In the Margins

Similarity Query

Similarity Query as implemented here is a good first test to rank the "closeness" between a single document and all other documents in your active set. We often apply it early in exploratory analyses problems in new domains and/or languages. Note: It is easy to use and easy to over-interpret the results.

In Similarity Query, Lexos supports the comparison of one file to all other files, the user selecting the target file name and tokenize options. More specificaly, Lexos calls sklearn.metrics.pairwise.cosine_similarity to compute similarity as the normalized dot product of two vectors of counts from the Document Term Matrix (DTM), for example between documents X and Y:

>    CosineSimilarity = (X, Y) = <X, Y> / (||X||*||Y||)

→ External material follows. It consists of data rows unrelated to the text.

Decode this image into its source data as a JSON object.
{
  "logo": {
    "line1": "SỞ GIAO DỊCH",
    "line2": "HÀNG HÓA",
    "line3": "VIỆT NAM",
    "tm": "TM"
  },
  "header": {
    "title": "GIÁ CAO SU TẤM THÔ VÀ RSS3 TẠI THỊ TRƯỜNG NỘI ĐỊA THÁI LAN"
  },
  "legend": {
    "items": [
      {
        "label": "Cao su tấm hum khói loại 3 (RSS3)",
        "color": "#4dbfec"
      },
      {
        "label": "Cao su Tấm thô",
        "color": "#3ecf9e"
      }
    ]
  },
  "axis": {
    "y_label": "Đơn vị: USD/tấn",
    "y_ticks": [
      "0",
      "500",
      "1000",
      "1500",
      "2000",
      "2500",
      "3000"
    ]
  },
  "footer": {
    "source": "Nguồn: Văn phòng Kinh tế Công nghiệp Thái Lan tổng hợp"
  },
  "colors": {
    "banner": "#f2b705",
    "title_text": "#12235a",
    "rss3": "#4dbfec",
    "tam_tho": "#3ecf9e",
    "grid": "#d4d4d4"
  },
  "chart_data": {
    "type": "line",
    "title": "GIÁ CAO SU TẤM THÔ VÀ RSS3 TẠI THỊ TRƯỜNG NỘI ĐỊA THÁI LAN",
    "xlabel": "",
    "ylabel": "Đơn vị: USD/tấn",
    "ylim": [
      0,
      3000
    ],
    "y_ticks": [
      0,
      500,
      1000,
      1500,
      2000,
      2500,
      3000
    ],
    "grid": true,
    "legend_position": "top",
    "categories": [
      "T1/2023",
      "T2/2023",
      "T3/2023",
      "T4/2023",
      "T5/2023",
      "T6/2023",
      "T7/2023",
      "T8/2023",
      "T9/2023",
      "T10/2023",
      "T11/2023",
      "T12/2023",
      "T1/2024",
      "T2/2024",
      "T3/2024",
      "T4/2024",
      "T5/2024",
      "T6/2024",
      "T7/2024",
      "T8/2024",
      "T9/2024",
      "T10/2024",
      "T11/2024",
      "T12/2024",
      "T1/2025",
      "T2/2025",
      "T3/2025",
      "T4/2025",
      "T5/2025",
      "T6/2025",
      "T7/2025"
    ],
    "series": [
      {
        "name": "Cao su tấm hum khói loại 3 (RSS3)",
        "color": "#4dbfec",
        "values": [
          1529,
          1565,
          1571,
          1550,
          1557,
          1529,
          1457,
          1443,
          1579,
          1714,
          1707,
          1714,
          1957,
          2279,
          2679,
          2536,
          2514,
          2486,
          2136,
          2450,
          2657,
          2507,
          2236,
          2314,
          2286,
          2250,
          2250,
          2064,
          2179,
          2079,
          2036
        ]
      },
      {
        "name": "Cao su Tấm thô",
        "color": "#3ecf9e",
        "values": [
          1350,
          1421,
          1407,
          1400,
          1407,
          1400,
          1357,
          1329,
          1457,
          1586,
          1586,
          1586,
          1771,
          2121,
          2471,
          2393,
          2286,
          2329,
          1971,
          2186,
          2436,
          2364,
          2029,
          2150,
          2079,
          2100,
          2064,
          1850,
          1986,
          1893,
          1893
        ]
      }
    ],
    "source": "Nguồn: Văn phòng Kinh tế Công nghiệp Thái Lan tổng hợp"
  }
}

with the distance between documents being defined as:

    distance = 1 - CosineSimilarity

Given Lexos' use of counts for vectors of token counts ("counts" defined by the method of tokenization and normalization), all vectors are positive (in the first quadrant) and thus the angle between any vectors is [0,pi/2]. Said differently, the value for Cosine Similarity will always be in the range of (0,1), where a higher value indicates that the two document vectors are closer to each other; values approaching zero indicate that the two vectors are further apart when comparing them.

Tutorial:
 
After using the tools to scrub and cut files, the users can then use similarity to compare files. 
 
1. First, select one file that you want to use to compare with all the others. Lexos will automatically select the first file in the list.